Voilà une présentation très succincte du budget porté par ce ministère. Il s'agit d'une base de travail amenée à évoluer au gré de vos débats et des compromis qui pourront être trouvés. Je tiens simplement à vous réitérer ma demande de ne pas faire de ce ministère la variable d'ajustement de l'ensemble des politiques que vous aurez à examiner.
M. Pascal Martin, rapporteur pour avis sur les crédits relatifs à la prévention des risques. - Deux aspects du PLF pour 2026 méritent à mes yeux d'être ici tout particulièrement évoqués.
Tout d'abord, je salue l'initiative de la création, au sein du programme 181, d'une nouvelle action n° 15 consacrée au phénomène de RGA, qui permet, enfin, d'apprécier l'effort du Gouvernement à destination de ce risque en passe de devenir, à l'horizon 2050, le premier risque assurantiel de notre pays.
Néanmoins, la faiblesse des montants inscrits à cette ligne budgétaire m'interpelle : 30 millions d'euros en autorisations d'engagement (AE) et 15 millions d'euros en crédits de paiement (CP). Ces montants modestes sont en effet en décalage au regard du coût de la sinistralité induite par ce phénomène dévastateur. Pourriez-vous nous préciser les conditions dans lesquelles vont être mobilisés ces crédits budgétaires et à quelles fins ? Pourriez-vous par ailleurs nous donner plus d'informations sur la nature de l'expérimentation qui a été lancée, au début du mois dernier, dans onze départements, afin de lutter contre le RGA ?

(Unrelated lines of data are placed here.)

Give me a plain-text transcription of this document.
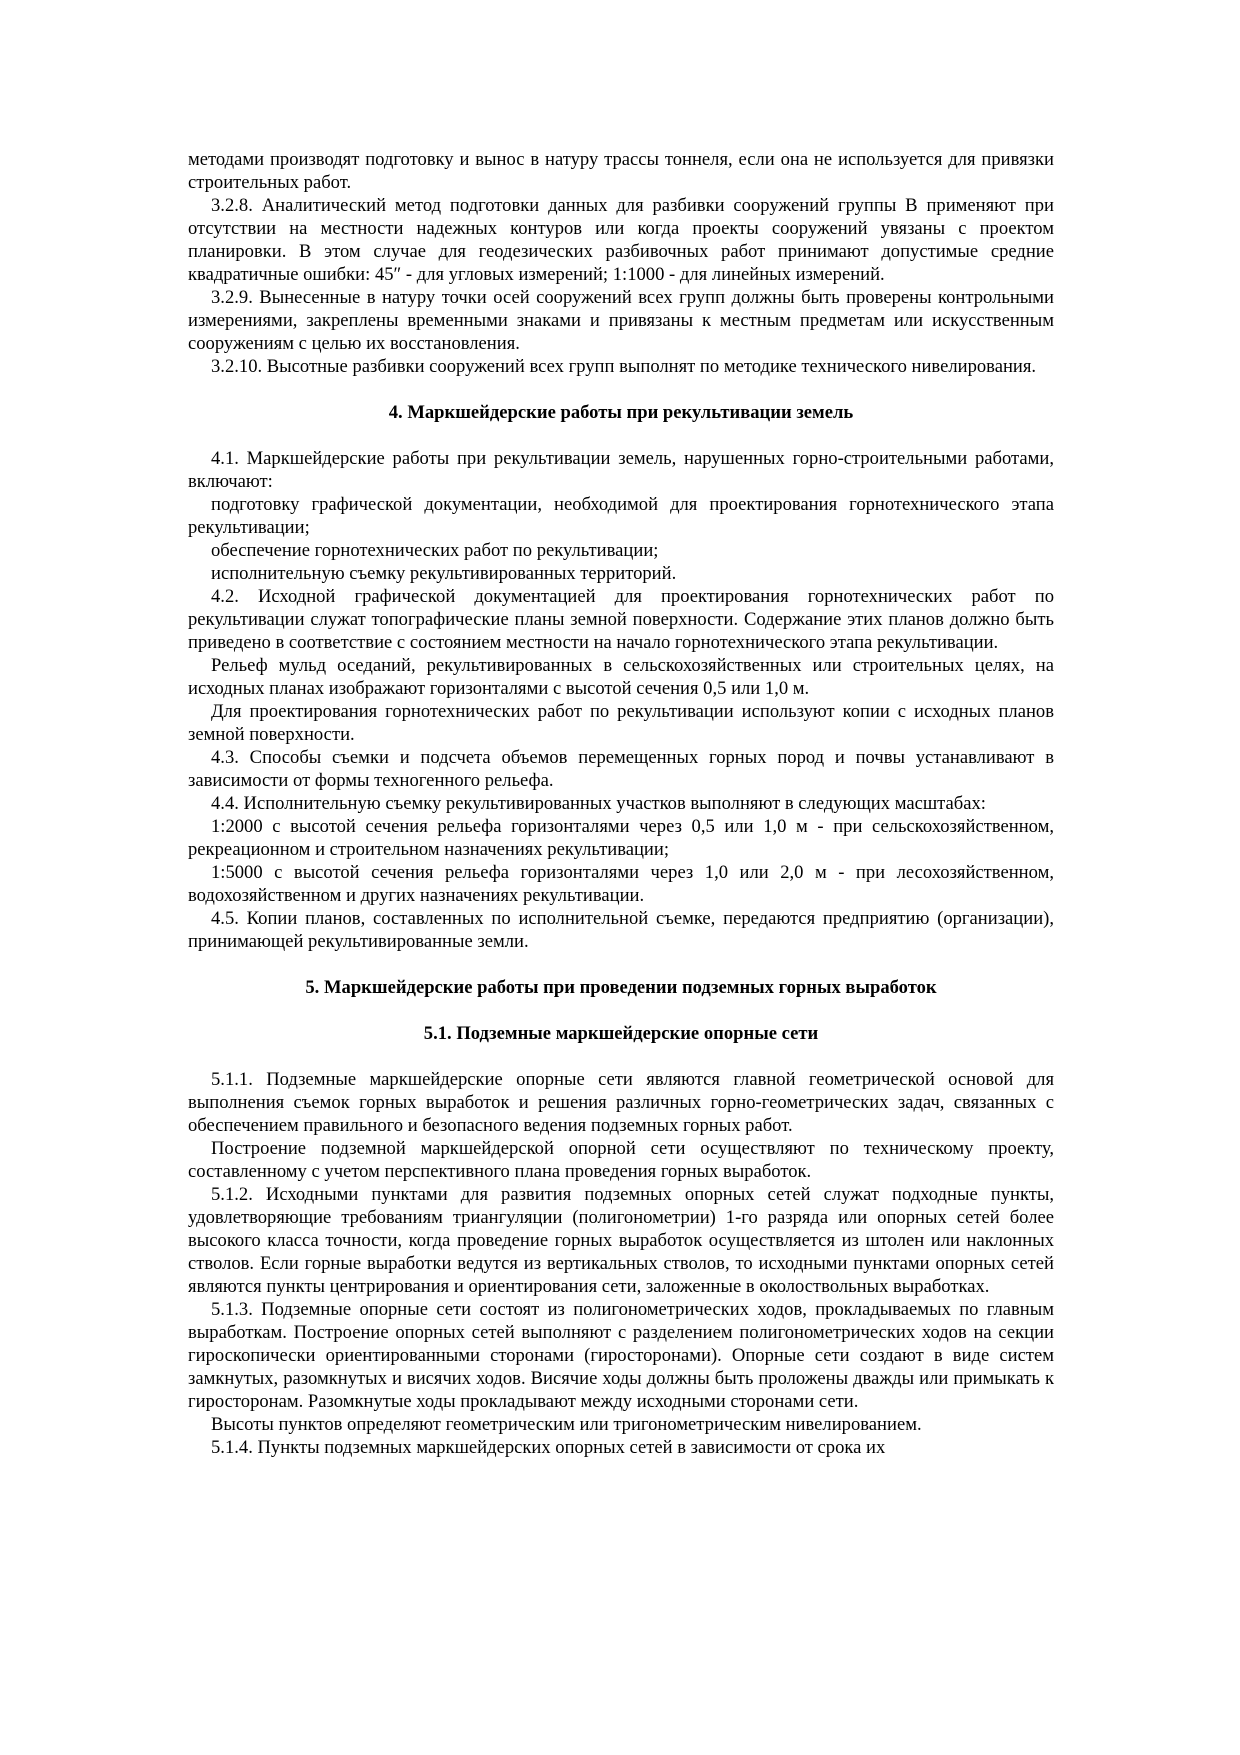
методами производят подготовку и вынос в натуру трассы тоннеля, если она не используется для привязки строительных работ.

3.2.8. Аналитический метод подготовки данных для разбивки сооружений группы В применяют при отсутствии на местности надежных контуров или когда проекты сооружений увязаны с проектом планировки. В этом случае для геодезических разбивочных работ принимают допустимые средние квадратичные ошибки: 45″ - для угловых измерений; 1:1000 - для линейных измерений.

3.2.9. Вынесенные в натуру точки осей сооружений всех групп должны быть проверены контрольными измерениями, закреплены временными знаками и привязаны к местным предметам или искусственным сооружениям с целью их восстановления.

3.2.10. Высотные разбивки сооружений всех групп выполнят по методике технического нивелирования.

4. Маркшейдерские работы при рекультивации земель

4.1. Маркшейдерские работы при рекультивации земель, нарушенных горно-строительными работами, включают:

подготовку графической документации, необходимой для проектирования горнотехнического этапа рекультивации;

обеспечение горнотехнических работ по рекультивации;

исполнительную съемку рекультивированных территорий.

4.2. Исходной графической документацией для проектирования горнотехнических работ по рекультивации служат топографические планы земной поверхности. Содержание этих планов должно быть приведено в соответствие с состоянием местности на начало горнотехнического этапа рекультивации.

Рельеф мульд оседаний, рекультивированных в сельскохозяйственных или строительных целях, на исходных планах изображают горизонталями с высотой сечения 0,5 или 1,0 м.

Для проектирования горнотехнических работ по рекультивации используют копии с исходных планов земной поверхности.

4.3. Способы съемки и подсчета объемов перемещенных горных пород и почвы устанавливают в зависимости от формы техногенного рельефа.

4.4. Исполнительную съемку рекультивированных участков выполняют в следующих масштабах:

1:2000 с высотой сечения рельефа горизонталями через 0,5 или 1,0 м - при сельскохозяйственном, рекреационном и строительном назначениях рекультивации;

1:5000 с высотой сечения рельефа горизонталями через 1,0 или 2,0 м - при лесохозяйственном, водохозяйственном и других назначениях рекультивации.

4.5. Копии планов, составленных по исполнительной съемке, передаются предприятию (организации), принимающей рекультивированные земли.

5. Маркшейдерские работы при проведении подземных горных выработок
5.1. Подземные маркшейдерские опорные сети

5.1.1. Подземные маркшейдерские опорные сети являются главной геометрической основой для выполнения съемок горных выработок и решения различных горно-геометрических задач, связанных с обеспечением правильного и безопасного ведения подземных горных работ.

Построение подземной маркшейдерской опорной сети осуществляют по техническому проекту, составленному с учетом перспективного плана проведения горных выработок.

5.1.2. Исходными пунктами для развития подземных опорных сетей служат подходные пункты, удовлетворяющие требованиям триангуляции (полигонометрии) 1-го разряда или опорных сетей более высокого класса точности, когда проведение горных выработок осуществляется из штолен или наклонных стволов. Если горные выработки ведутся из вертикальных стволов, то исходными пунктами опорных сетей являются пункты центрирования и ориентирования сети, заложенные в околоствольных выработках.

5.1.3. Подземные опорные сети состоят из полигонометрических ходов, прокладываемых по главным выработкам. Построение опорных сетей выполняют с разделением полигонометрических ходов на секции гироскопически ориентированными сторонами (гиросторонами). Опорные сети создают в виде систем замкнутых, разомкнутых и висячих ходов. Висячие ходы должны быть проложены дважды или примыкать к гиросторонам. Разомкнутые ходы прокладывают между исходными сторонами сети.

Высоты пунктов определяют геометрическим или тригонометрическим нивелированием.

5.1.4. Пункты подземных маркшейдерских опорных сетей в зависимости от срока их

Seconde constatation, et c'est un véritable marronnier au Sénat, l'épineuse question des crédits attribués au fonds de prévention des risques naturels majeurs, dit fonds Barnier. Je ne suis pas tout à fait d'accord avec vos chiffres.
À ce jour, le montant des crédits demandés pour le PLF 2026 s'élève à 228 millions d'euros en CP. Nous sommes loin des 300 millions d'euros engagés l'an passé et bien plus loin encore du montant correspondant aux recettes du prélèvement sur la garantie CatNat qui abondent le budget général depuis 2021. Ce prélèvement, dont le montant est estimé à 470 millions d'euros l'année prochaine, avait pourtant pour finalité exclusive le financement de mesures de prévention des risques. Comment expliquez-vous et justifiez-vous ce décalage ?
M. Mathieu Lefèvre, ministre délégué chargé de la transition écologique. - Le RGA représente en effet un sujet majeur dans de nombreuses régions, dont le Nord où une expérimentation est en cours. À cet égard, le premier progrès du PLF pour 2026 est que des CP y figurent. Ils étaient absents du PLF pour 2025, précisément parce que les actions n'avaient pas encore pu être concertées et mises en place par les préfectures concernées.
J'ai fait le point notamment avec la préfecture du Nord. La question est de savoir comment les préfectures parviennent à faire le lien avec nos concitoyens, qui s'attendent plutôt à des dépenses de réparation qu'à des dépenses de prévention. Or ces crédits sont destinés à des dépenses de prévention, tandis que le gros des dépenses est en effet constitué de dépenses de réparation. Le régime des catastrophes naturelles peut évidemment y pourvoir, mais ma conviction est que nous pourrons aller plus loin uniquement si nous mobilisons le secteur privé et si nous mettons les assurances autour de la table pour y parvenir, compte tenu de la raréfaction des crédits budgétaires.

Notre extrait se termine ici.